Are you eligible for COBRA?
A federal law known as COBRA (short for the
Consolidated Omnibus Budget Reconciliation Act of 1985) provides a
vital bridge between health plans for qualified workers, their
spouses, and their dependent children when their health insurance
might otherwise be cut off. Because of that security, COBRA has been
hailed as a much-needed safety net for families in the midst of
crisis, such as unemployment, divorce, or death.
Under COBRA, if you voluntarily resign from a job or
are terminated for any reason other than "gross misconduct"
you are guaranteed the right to continue your former employer's group
plan as individual or family health care coverage for up to 18 months
at your own expense.
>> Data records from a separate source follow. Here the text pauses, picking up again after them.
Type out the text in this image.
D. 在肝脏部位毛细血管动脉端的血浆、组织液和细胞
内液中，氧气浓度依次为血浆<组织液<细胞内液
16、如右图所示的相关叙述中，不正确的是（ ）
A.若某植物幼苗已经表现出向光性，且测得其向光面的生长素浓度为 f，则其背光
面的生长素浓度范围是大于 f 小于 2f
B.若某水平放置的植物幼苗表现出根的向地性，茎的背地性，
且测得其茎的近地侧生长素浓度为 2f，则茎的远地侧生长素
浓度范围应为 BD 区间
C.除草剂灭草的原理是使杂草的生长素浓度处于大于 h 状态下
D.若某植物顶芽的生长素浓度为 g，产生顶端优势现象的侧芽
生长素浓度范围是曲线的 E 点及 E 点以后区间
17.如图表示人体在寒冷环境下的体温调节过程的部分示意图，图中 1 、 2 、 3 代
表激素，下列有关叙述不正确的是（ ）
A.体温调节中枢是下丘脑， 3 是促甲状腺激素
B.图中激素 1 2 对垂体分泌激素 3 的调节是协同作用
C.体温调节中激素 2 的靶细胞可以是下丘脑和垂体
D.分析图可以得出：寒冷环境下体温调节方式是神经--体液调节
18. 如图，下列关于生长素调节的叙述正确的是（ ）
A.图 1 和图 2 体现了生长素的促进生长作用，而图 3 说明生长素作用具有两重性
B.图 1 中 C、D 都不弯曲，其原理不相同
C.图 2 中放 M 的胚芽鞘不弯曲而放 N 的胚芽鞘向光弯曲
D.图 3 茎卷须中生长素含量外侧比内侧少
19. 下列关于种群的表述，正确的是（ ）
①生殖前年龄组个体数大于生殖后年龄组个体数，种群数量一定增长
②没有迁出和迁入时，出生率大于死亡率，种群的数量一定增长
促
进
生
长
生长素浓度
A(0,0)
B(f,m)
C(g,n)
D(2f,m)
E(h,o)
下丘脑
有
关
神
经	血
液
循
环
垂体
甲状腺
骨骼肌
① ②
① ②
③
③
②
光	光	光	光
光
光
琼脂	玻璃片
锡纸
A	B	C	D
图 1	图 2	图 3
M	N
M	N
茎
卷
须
In many cases, your spouse and dependent
children are also eligible for COBRA coverage, sometimes for as long
as three years. However, individual plans - that is, plans you buy on
your own, rather than through work or an association - are not
subject to COBRA law, and once you lose that coverage, you won't be
able to get an extension under COBRA.
For some, COBRA still proves elusive
The cost of the monthly premiums for COBRA can come as
quite a surprise if you're accustomed to you employer picking up most
of your health insurance tab via pretax paycheck deductions. When you
opt to buy COBRA, you must pay the full premium amount which can be a
hefty monthly sum even for group health coverage. For a family, you
can figure COBRA coverage is going to be $400 or $500 a month. For a
single person, you can expect to pay upwards of $200 a month.